The best way to address the concerns of the public after a spill is to develop and transmit clear and complete information in a timely fashion. The fate of the oil remaining at sea must be studied, the evolution of the affected stocks and ecosystems must be analysed and, most important of all, environmental and economic damages must be assessed.The way in which these two types of damage will be compensated are different. In most parts of the world, economic losses will be compensated through an international compensation fund, calculated through estimated loss of profit sustained by the claimant where this can be satisfactorily demonstrated. Also, in most parts of the world, environmental damage is compensated rather through restoration actions than in money.
The Impact of the Sea Empress
Press headlines at the time of the spill:
World Wildlife Fund update, a few months after: "...impacts (...) will not be fully known for months or even years. Some estimates for full recovery of the ecosystem - if it can fully recover - are as long as 30 years." The Sea Empress, an ecological disaster, 1996
Scientific community assessment, 2 years after: "The main impacts all occurred at the time of the spill or shortly afterwards, and there appear to have been few major longer term effects. Indeed, several of the affected species seem to have substantially recovered."
The Environmental Impact of the Sea Empress Oil Spill, 1998
A key reference work which explores the question of the impacts of oil spilled at sea is a study entitled Oil in the Sea III: Inputs, Fates, and Effects. This study is in fact part of a larger project which dates back to the early 1970s, when scientists began to realise that a considerable amount of pollutants were being discharged into the marine environment. In 1973, the US National Research Council organised a workshop to address this issue, which culminated in the publication of the NRC report entitled Petroleum in the Marine Environment. This report highlighted the lack of quantitative data on the subject.

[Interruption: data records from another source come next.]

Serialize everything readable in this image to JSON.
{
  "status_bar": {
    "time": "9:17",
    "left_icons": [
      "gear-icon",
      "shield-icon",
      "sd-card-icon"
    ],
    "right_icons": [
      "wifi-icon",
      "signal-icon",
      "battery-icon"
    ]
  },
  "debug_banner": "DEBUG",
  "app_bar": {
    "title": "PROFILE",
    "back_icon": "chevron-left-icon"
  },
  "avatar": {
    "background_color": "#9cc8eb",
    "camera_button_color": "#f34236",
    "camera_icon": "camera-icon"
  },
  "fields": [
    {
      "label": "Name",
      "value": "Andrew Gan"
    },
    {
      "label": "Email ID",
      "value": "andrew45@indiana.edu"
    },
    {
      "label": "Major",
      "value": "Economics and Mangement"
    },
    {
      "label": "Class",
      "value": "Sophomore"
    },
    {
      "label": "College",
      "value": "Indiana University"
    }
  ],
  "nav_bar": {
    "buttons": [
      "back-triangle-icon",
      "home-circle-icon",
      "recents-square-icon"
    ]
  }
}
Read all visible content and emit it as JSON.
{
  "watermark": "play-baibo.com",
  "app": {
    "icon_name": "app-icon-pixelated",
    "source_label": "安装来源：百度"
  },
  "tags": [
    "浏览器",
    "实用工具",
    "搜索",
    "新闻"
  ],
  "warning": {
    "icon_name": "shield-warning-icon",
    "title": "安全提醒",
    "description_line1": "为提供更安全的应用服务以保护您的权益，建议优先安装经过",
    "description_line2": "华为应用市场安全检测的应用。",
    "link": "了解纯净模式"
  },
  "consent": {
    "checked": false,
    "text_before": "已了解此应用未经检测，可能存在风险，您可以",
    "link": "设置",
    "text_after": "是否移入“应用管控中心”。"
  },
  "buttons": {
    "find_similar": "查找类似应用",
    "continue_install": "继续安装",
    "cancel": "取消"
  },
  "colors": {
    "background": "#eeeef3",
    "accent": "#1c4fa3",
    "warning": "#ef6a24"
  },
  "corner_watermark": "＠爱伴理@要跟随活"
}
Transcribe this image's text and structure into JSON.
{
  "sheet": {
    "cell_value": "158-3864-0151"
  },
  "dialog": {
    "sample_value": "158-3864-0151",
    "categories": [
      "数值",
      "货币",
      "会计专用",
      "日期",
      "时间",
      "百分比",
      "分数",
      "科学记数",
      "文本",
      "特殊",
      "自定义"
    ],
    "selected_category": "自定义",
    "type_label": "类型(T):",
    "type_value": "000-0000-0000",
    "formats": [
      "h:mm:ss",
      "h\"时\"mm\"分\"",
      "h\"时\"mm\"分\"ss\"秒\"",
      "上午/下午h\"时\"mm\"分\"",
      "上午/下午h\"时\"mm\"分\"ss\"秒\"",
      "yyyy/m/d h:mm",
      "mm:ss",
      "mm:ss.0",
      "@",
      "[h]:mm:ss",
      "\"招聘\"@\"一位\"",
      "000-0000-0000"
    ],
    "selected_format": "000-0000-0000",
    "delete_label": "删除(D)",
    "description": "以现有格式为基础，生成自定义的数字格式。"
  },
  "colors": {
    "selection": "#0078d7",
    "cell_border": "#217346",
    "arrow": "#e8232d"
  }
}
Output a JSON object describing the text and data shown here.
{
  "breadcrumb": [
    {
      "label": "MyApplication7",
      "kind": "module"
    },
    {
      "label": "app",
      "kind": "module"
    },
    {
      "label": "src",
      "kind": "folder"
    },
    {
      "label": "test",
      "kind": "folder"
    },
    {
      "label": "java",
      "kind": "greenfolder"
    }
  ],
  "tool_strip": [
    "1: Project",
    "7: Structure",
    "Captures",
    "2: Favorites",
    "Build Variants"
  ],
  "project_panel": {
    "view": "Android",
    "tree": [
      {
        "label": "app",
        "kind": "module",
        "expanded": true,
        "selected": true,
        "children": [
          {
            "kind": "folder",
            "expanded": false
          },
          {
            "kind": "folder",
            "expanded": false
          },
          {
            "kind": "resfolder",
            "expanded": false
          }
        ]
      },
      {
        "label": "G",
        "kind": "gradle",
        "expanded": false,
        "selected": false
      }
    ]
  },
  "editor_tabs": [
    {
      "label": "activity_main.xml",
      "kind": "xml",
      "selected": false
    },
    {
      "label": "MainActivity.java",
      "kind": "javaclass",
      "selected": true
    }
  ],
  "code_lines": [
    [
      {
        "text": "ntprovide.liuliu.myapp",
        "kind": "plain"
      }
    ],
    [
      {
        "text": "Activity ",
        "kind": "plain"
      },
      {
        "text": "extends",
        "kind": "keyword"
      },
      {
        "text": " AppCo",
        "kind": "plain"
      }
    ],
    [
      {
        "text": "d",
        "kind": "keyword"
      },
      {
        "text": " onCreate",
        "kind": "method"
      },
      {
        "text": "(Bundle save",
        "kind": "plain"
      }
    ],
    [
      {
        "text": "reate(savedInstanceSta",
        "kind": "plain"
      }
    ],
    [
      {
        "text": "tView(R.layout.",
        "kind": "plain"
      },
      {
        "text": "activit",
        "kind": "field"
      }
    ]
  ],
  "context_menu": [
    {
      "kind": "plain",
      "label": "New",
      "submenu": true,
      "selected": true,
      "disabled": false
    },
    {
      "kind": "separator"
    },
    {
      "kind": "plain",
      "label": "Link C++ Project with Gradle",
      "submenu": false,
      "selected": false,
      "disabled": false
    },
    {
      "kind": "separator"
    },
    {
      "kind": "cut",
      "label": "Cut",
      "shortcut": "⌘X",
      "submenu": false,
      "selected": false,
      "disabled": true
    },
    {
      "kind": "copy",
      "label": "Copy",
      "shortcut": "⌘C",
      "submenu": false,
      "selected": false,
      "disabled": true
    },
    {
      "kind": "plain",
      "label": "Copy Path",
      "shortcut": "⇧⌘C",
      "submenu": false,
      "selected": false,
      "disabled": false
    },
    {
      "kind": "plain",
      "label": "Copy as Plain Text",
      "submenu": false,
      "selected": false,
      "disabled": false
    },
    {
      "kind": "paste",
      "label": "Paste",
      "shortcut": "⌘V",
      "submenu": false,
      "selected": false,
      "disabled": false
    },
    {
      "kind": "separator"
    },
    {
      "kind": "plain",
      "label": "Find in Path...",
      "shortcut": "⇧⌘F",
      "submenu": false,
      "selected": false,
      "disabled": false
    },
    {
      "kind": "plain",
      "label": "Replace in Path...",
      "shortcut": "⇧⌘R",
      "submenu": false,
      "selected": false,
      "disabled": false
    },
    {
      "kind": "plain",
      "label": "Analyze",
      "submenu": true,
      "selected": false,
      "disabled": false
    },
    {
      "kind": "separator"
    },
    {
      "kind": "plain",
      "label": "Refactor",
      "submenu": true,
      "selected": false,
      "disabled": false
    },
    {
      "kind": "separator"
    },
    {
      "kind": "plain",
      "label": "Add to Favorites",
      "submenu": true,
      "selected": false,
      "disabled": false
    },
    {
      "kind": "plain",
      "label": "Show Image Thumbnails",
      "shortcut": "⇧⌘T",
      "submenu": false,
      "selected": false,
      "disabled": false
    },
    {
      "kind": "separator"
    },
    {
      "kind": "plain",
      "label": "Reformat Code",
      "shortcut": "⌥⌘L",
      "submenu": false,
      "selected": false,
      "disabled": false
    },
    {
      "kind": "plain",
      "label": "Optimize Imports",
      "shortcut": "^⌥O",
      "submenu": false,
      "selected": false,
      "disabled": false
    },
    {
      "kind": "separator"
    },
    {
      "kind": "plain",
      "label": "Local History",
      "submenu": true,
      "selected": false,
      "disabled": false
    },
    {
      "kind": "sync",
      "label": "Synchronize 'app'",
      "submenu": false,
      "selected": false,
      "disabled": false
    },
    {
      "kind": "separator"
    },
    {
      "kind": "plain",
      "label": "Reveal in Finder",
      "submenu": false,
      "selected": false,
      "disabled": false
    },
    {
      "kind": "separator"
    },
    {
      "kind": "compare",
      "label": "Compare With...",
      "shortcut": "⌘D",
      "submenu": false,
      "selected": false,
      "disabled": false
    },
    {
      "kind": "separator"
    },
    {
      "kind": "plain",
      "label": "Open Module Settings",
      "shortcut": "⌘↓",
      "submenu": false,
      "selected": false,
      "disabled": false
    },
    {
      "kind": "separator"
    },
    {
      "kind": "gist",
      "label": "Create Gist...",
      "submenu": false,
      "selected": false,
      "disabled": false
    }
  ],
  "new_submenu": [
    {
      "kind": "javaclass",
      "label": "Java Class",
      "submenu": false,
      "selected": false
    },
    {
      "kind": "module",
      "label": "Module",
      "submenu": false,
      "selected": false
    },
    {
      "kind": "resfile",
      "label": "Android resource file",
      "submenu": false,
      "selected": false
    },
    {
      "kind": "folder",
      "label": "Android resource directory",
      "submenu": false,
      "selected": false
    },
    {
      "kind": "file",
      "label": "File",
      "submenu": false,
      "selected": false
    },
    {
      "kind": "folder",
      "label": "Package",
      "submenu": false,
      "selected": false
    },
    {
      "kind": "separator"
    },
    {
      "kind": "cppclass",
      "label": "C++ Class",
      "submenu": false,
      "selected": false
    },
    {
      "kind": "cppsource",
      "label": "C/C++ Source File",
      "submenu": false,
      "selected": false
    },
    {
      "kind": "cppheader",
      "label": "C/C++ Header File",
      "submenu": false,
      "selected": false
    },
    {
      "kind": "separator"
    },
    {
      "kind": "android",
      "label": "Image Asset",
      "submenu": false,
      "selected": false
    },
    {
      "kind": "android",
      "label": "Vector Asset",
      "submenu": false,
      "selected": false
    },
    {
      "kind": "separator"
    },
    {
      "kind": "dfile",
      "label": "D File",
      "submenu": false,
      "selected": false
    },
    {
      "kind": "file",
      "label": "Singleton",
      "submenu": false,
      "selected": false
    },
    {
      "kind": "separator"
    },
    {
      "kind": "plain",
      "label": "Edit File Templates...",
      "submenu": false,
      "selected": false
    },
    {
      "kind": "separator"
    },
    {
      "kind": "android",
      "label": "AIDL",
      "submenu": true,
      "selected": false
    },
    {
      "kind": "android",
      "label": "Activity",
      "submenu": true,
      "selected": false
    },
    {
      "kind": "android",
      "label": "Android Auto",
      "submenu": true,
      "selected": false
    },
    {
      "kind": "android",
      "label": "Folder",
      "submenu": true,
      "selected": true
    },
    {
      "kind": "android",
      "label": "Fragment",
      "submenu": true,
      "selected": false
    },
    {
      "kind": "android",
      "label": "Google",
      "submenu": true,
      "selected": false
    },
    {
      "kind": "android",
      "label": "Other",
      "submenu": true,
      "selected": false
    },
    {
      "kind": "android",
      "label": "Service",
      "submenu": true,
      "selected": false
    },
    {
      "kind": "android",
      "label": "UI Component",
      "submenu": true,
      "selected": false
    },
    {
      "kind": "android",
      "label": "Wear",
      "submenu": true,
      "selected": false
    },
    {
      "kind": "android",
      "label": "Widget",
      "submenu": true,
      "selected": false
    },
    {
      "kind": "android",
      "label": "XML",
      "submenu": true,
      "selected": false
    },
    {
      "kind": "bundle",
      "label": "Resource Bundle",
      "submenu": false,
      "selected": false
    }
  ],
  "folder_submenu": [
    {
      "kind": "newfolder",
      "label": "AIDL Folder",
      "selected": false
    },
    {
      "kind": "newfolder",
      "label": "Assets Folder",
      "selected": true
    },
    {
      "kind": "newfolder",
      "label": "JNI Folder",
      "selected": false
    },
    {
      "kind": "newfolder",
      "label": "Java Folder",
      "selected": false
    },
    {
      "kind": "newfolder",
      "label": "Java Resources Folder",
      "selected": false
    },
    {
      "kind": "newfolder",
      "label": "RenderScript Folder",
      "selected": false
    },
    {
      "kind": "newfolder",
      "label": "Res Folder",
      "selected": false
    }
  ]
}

This work was later updated to include significant new quantitative data, upon the request of the US Coast Guard, to produce Oil in the Sea: Inputs, Fates and Effects, published in 1985. Since this date, a vast quantity of data has been accumulated and new computational analysis techniques have been developed. Therefore, in 2003 an updated and improved 265 page report was published: Oil in the Sea III: Inputs, Fates, and Effects. This study was compiled by the ‘Committee on Oil in the Sea: Inputs, Fates, and Effects’, a committee of fourteen engineers and scientists from a wide range of technical backgrounds. The resulting work is a systematic and comprehensive approach to the discharge of petroleum into the world’s oceans.
Not all decision-makers in every country are fully fluent in English and the lack of a reference book in the national language has been recognised in some countries. This was the case for France in the aftermath of the Erika incident, giving rise to the production of a key reference work in French, in the form of an unprecedented study: a comparative analysis of 17 oil spills throughout the world over the previous 35 years. It addresses the highly contentious issue of the long term harmful impacts of an oil spill on human health and the marine environment.
This project, carried out upon the request of the French Ministry of Ecology and Sustainable Development and entitled Marées noires et environnement (black tides and the environment), was defined, supervised and assessed by a steering committee made up of representatives of the Ministry and distinguished scientists from diverse backgrounds. It was published jointly by the Institut océanographique de Paris, the Ministry and Cedre in 2004.